April 19 (UPI) -- Researchers have developed a new blood test to identify a specific gene mutation in patients with non-small-cell lung cancer, or NSCLC, for better treatment options.
The new blood test can accurately and quickly identify actionable mutations linked with NSCLC. Actionable mutations are vital to the development and progression of tumors. The test can be performed quickly, with 94 percent of results available within 72 hours of blood draw, compared to tissue-based testing that can take weeks for results, delaying treatment.
Certain genetic mutations can be used to identify patients who may be sensitive or resistant to a certain type of cancer treatment, such as epidermal growth factor, or EGFR, mutations result in sensitivity to drugs that are EGFR inhibitors.
The new blood test utilizes a highly sensitive gene mutation detection method that is based on partitioning DNA into droplets to detect specific circulating tumor DNA mutations and RNA variants in the blood.
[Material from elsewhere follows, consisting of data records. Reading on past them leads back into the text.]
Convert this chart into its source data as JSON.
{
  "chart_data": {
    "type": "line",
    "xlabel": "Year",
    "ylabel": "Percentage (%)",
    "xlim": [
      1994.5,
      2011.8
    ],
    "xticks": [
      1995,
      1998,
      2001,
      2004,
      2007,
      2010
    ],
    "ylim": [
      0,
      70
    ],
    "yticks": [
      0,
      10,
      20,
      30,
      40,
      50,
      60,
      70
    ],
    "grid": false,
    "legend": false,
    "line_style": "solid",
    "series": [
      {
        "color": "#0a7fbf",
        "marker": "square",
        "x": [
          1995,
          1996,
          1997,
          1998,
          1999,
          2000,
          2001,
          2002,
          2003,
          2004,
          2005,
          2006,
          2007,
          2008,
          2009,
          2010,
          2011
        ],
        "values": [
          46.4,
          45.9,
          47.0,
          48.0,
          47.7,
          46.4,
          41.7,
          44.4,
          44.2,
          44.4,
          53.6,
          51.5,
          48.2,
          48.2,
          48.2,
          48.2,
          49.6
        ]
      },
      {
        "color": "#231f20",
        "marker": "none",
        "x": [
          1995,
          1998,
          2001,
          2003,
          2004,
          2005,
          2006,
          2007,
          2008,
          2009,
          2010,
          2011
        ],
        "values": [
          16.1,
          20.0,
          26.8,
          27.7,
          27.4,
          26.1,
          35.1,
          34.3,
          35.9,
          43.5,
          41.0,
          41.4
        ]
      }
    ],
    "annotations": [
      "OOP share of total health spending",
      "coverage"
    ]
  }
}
"This study is critical because it is the first to demonstrate the uptake of blood-based testing for actionable mutations in the non-hospital [community] setting," Gary A. Pestano, vice president of development and operations at Biodesix, Inc., the company that created the test, said in a press release. "Physicians and patients in a community setting may not have easy access to a large hospital or other diagnosis/treatment facility. This assay provides results within 72 hours from sample receipt."
Researchers tested more than 1,600 blood samples and found high sensitivity and specificity for detecting each type of mutation and in most cases, the blood test and biopsies showed the same results.
"These data highlight the adoption of mutation testing by the lung cancer community and demonstrate the utility of a centralized laboratory for the evaluation of actionable mutations from blood," Hestia Mellert, director of molecular development at Biodesix, said. "Physicians in remote locations may now have greater and more rapid access to this critical patient information."
The study was published in the Journal of Molecular Diagnostics.